Coreflood, which was active since 2001 it has been able to be detected by ESET security products and identified as Win32/Afcore. Statistics show that very high Coreflood activity between 2007 and 2009, then peaking dramatically in late 2008. Post-2009 Coreflood fluctuating activity with moderate intensity.
Coreflood is classified as very dangerous malware which is capable of recording keystrokes and personal communication on Microsoft Windows based computers. When attacked Coreflood computer, then immediately the victim's computer can be controlled remotely by other computers, known as command and control (C & C) server.
Until now the U.S. Government has secured the perpetrators of the following C & C server, and a series of domain names that are used for crime. This was done primarily so that the new version of Coreflood is not increased and did not spread to the victim's computer.
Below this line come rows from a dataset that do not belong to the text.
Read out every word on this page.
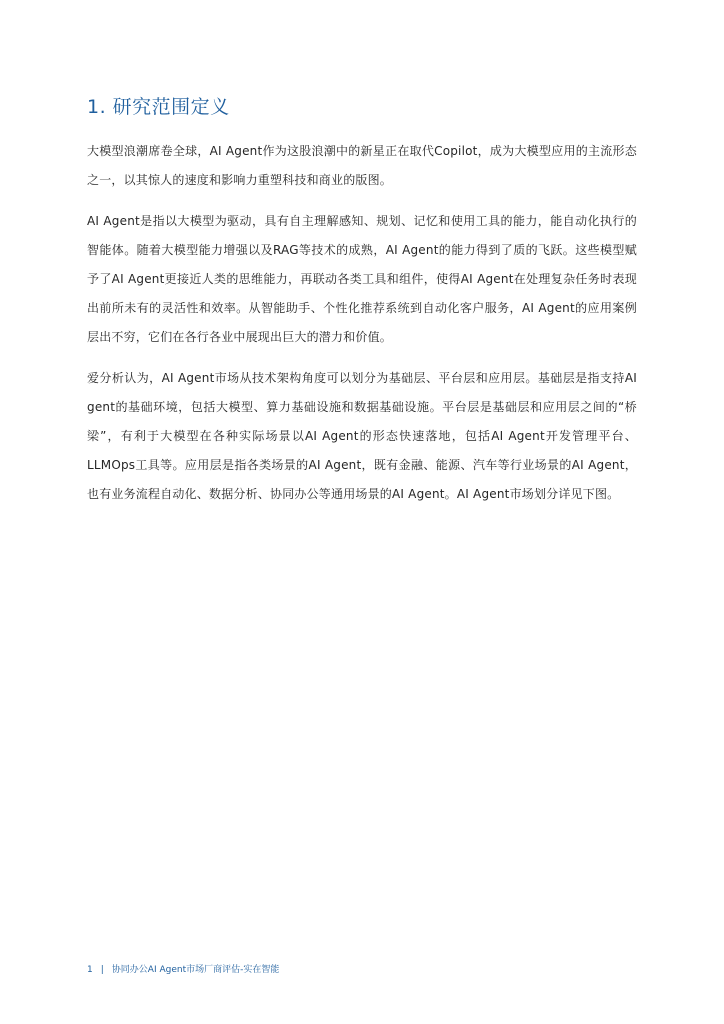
1. 研究范围定义

大模型浪潮席卷全球，AI Agent作为这股浪潮中的新星正在取代Copilot，成为大模型应用的主流形态之一，以其惊人的速度和影响力重塑科技和商业的版图。

AI Agent是指以大模型为驱动，具有自主理解感知、规划、记忆和使用工具的能力，能自动化执行的智能体。随着大模型能力增强以及RAG等技术的成熟，AI Agent的能力得到了质的飞跃。这些模型赋予了AI Agent更接近人类的思维能力，再联动各类工具和组件，使得AI Agent在处理复杂任务时表现出前所未有的灵活性和效率。从智能助手、个性化推荐系统到自动化客户服务，AI Agent的应用案例层出不穷，它们在各行各业中展现出巨大的潜力和价值。

爱分析认为，AI Agent市场从技术架构角度可以划分为基础层、平台层和应用层。基础层是指支持AI gent的基础环境，包括大模型、算力基础设施和数据基础设施。平台层是基础层和应用层之间的“桥梁”，有利于大模型在各种实际场景以AI Agent的形态快速落地，包括AI Agent开发管理平台、LLMOps工具等。应用层是指各类场景的AI Agent，既有金融、能源、汽车等行业场景的AI Agent，也有业务流程自动化、数据分析、协同办公等通用场景的AI Agent。AI Agent市场划分详见下图。

1 | 协同办公AI Agent市场厂商评估-实在智能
Computers have been infected with Coreflood and then controlled remotely known as "bots", or the abbreviation of the word "robot" From the information that was obtained by a network of infected computers, known as Coreflood Coreflood botnet, and is believed to have been entrenched for nearly a decade and has infects more than two million computers worldwide.
Coreflood has the ability to steal usernames, passwords, personal information and even financial information. Further information is then used to commit a crime, which drain the contents of the account in question.
One of the successful cases revealed, by the local authorities explained that, in the conduct of the workings Coreflood first action is to monitor communications made via the Internet between banks and customers, then Coreflood used as a medium to take over online banking transactions and the result is done transfer funds to an unknown account.
In situations where the C & C server is not responding, Coreflood malware that already exist will continue to work on the victim's computer, collect personal and account information.
"The important thing for the user is to ensure computer security applications installed and able to work well. Keep security software is always updated, and has an outstanding detection abilities, so that they can take precautions, because of malware attacks could be prevented even from the malware that will be entered into the computer, "said Yudhi Strong, Technical Consultant-PT Prosperita ESET Indonesia.